Nato nel 1102 presso la fortezza di Covk' da una famiglia di grande tradizione ecclesiale, Nerses entrò giovanissimo nel Monastero Rosso di K'esun assieme al fratello Grigoris.
Ordinato presbitero nel 1120, egli venne assunto da Grigoris, nel frattempo divenuto catholicos, come collaboratore personale, e ricevette dalle sue mani l'ordinazione episcopale qualche anno più tardi.
Uomo di grande affabilità e di notevole cultura, Nerses si conquistò lo pseudonimo di Shnorhali, che indica un insieme equilibrato di dolcezza e amabilità, grazie alle grandi doti acquisite mediante l'ascesi monastica e manifestate per tutta la vita. Egli seppe infatti presiedere all'unità della propria chiesa e nel contempo intessere dialoghi con l'occidente latino e l'oriente bizantino, con cui l'Armenia non aveva più ristabilito la piena comunione dai tempi del concilio di Calcedonia.

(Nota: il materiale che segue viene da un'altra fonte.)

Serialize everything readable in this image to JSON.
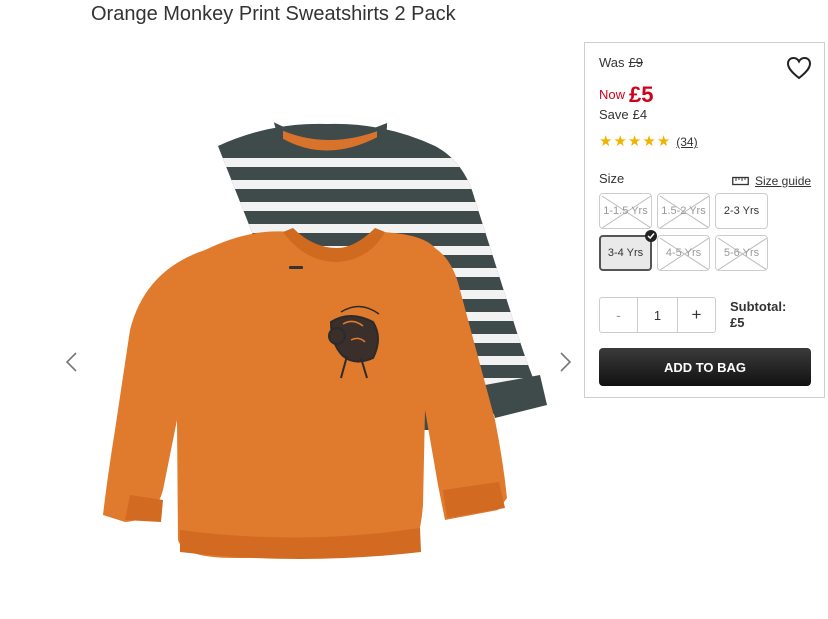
{
  "product": {
    "title": "Orange Monkey Print Sweatshirts 2 Pack"
  },
  "price": {
    "was_label": "Was",
    "was_value": "£9",
    "now_label": "Now",
    "now_value": "£5",
    "save_label": "Save",
    "save_value": "£4"
  },
  "rating": {
    "stars": 5,
    "count": "(34)"
  },
  "size": {
    "label": "Size",
    "guide_label": "Size guide",
    "options": [
      {
        "label": "1-1.5 Yrs",
        "available": false,
        "selected": false
      },
      {
        "label": "1.5-2 Yrs",
        "available": false,
        "selected": false
      },
      {
        "label": "2-3 Yrs",
        "available": true,
        "selected": false
      },
      {
        "label": "3-4 Yrs",
        "available": true,
        "selected": true
      },
      {
        "label": "4-5 Yrs",
        "available": false,
        "selected": false
      },
      {
        "label": "5-6 Yrs",
        "available": false,
        "selected": false
      }
    ]
  },
  "quantity": {
    "minus": "-",
    "value": "1",
    "plus": "+"
  },
  "subtotal": {
    "label": "Subtotal:",
    "value": "£5"
  },
  "add_to_bag": "ADD TO BAG",
  "colors": {
    "price_red": "#d0021b",
    "star": "#f0b400",
    "button": "#1e1e1e"
  },
  "icons": [
    "heart-icon",
    "ruler-icon",
    "chevron-left-icon",
    "chevron-right-icon",
    "check-icon",
    "star-icon"
  ]
}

Alla morte del fratello, nel 1166, Nerses gli succedette alla guida della chiesa armena, ed ebbe così modo di condurre in prima persona la preparazione di quel sinodo di riconciliazione che sarà presieduto, dopo la sua morte, da Nerses di Lambron.
Profondamente convinto che compito fondamentale di un pastore sia quello di servire l'unità della chiesa e fra le chiese, egli non cessò mai di ricordare a tutti come per costruire un'unità duratura siano necessarie una fede autentica e una carità radicata nell'adesione al cammino di abbassamento rivelato nella kenosi del Verbo.
TRACCE DI LETTURA
E' Paolo a rivelarci come dev'essere un vescovo e come debba comportarsi: «Il vescovo sia irreprensibile, non sposato che una sola volta, sobrio, prudente, dignitoso, ospitale, capace di insegnare, non dedito al vino, non violento ma benevolo, non litigioso, non attaccato al denaro» e via dicendo. Egli deve, con il potere affidatogli, mantenere incrollabili le strutture di quei templi inabitati da Dio che sono i fedeli. Egli è tenuto a dare loro, secondo il comando del Signore, il cibo della Parola al tempo dovuto, giorno dopo giorno.
Quando diciamo che il vescovo dev'essere mite, umile, onesto, ci vengono in mente Mosè e David, che furono autentici pastori del popolo di Israele. Allo stesso modo i nuovi pastori sono chiamati a pascere il gregge con umiltà e pace, comportandosi da pastori, appunto, e non con la pompa e gli eccessi dei principi di questo mondo.
Quando l'Apostolo richiama alla mitezza, egli insegna quell'umiltà che fu data come esempio da Cristo stesso: «Imparate da me, che sono mite e umile di cuore»
(Nerses Shnorhali, dall'Epistola generale).